Indulekha
- Indulekha website screen shot
- Available in: English
- Owner: Indulekha Media Network
- Creator: Indulekha Media Network
- Website: http://www.indulekha.com
- Registration: No
- Launched: 1 January 2006

= Indulekha.com =

Indulekha.com is an infotainment web portal for Malayalam books, movies, music, videos and paintings. The website publishes film and book reviews as well as other entertainment features. The website is edited by Swapna Tom Mangatt.

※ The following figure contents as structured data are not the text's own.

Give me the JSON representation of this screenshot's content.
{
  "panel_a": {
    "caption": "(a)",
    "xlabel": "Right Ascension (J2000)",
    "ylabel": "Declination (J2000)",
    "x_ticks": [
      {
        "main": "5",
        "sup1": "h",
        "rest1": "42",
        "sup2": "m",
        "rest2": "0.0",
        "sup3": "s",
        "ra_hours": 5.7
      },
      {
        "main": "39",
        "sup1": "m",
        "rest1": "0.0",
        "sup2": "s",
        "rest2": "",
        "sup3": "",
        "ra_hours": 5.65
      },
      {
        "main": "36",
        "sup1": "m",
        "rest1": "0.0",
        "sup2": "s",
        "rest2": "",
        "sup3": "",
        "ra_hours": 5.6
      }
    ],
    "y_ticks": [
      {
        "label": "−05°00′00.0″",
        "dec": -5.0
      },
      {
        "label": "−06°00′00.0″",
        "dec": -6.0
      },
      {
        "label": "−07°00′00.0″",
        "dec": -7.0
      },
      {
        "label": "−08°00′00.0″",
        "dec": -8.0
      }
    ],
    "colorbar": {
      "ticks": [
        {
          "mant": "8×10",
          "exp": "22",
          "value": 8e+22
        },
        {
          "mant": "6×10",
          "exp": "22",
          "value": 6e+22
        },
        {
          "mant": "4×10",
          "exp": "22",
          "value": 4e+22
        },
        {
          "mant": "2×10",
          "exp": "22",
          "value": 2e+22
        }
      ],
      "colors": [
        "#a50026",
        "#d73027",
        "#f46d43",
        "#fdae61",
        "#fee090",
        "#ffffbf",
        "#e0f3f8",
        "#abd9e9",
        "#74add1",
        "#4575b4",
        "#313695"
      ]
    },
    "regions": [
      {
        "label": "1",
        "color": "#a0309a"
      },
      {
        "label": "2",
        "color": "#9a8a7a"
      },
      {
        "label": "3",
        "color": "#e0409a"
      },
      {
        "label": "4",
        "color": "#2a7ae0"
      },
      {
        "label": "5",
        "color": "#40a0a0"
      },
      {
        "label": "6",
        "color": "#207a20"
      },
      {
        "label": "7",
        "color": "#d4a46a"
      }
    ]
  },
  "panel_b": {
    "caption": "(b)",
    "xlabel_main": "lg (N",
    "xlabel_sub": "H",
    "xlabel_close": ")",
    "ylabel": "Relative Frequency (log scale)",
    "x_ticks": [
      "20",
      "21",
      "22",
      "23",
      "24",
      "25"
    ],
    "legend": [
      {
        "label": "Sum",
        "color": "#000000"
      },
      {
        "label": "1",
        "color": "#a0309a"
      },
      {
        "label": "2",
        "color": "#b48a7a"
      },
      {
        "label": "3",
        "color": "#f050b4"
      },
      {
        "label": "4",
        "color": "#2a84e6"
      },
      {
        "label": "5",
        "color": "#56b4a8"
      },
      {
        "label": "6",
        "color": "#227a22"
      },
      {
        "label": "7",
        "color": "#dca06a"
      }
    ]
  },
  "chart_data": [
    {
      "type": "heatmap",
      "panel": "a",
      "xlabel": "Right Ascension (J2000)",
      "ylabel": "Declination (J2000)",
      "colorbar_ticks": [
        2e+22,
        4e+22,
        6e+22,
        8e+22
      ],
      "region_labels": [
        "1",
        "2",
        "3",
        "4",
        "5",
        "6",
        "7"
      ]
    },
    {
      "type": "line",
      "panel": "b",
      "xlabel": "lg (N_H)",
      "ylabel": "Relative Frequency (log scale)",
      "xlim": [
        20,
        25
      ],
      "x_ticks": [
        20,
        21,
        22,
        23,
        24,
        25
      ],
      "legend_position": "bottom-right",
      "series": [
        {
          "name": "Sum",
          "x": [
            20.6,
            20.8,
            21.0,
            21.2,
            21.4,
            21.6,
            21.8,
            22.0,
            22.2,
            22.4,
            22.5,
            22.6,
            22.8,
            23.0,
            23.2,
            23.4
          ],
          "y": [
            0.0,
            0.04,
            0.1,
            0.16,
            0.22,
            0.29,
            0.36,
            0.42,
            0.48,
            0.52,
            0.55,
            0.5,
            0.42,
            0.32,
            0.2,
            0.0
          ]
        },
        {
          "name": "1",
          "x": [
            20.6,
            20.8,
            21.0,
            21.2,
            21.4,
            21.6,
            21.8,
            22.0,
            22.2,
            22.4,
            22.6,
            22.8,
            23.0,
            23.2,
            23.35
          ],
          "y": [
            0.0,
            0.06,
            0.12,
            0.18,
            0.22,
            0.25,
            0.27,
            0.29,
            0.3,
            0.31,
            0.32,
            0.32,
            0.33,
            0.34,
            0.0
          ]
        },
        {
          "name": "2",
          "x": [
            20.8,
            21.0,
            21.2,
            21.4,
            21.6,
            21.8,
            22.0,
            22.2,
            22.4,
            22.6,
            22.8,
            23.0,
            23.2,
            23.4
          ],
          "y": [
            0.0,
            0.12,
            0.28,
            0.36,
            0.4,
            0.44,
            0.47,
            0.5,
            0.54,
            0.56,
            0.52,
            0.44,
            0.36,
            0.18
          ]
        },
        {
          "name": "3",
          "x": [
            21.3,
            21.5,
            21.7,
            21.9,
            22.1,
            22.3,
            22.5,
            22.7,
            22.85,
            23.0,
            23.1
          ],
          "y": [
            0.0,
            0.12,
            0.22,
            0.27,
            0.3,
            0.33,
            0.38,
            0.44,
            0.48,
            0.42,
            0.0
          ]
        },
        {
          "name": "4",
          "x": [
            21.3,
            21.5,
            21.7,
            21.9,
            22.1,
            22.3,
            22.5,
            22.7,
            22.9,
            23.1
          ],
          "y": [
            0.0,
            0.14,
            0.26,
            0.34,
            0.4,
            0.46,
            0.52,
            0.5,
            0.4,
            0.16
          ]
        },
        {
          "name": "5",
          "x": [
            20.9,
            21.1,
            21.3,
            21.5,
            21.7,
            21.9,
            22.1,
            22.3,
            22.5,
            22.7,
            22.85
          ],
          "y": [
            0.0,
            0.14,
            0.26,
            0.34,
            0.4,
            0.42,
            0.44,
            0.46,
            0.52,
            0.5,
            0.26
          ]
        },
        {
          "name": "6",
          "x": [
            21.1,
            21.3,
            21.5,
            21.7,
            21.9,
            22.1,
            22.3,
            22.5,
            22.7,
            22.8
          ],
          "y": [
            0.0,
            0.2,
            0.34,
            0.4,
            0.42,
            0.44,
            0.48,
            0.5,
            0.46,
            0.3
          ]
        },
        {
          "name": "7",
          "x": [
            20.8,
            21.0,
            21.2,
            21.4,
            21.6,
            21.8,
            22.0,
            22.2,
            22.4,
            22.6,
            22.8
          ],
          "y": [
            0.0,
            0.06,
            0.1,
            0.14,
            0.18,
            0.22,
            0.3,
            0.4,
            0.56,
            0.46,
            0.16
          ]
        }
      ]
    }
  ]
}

Indulekha is the first Keralan website to enter the Limca Book of Records after its exhibition of the complete works of Jnanpith Award winner M T Vasudevan Nair. Held between 18 April – 19 May 2006, the exhibition was the first of its kind in the history of Indian internet. Visitors were able to read selected pages from each of the books and leave their comments on the works.

==Channels==
- The PINK channel depicts trends and temptations in fashion, home making, food and travel. And there's a section of personal finance named, Money Plant.
- The GREEN channel is for the written word and the painted world, adorned by geniuses from Vaikom Muhammad Basheer to Balachandran Chullikkad; from Raja Ravi Varma to Bini Roy. The channel repletes with innovative features including excerpts from books and the best collection of Malayalam e-literature.
- The ORANGE channel entertains with Malayalam movie and music updates, reviews, interviews and interesting videos.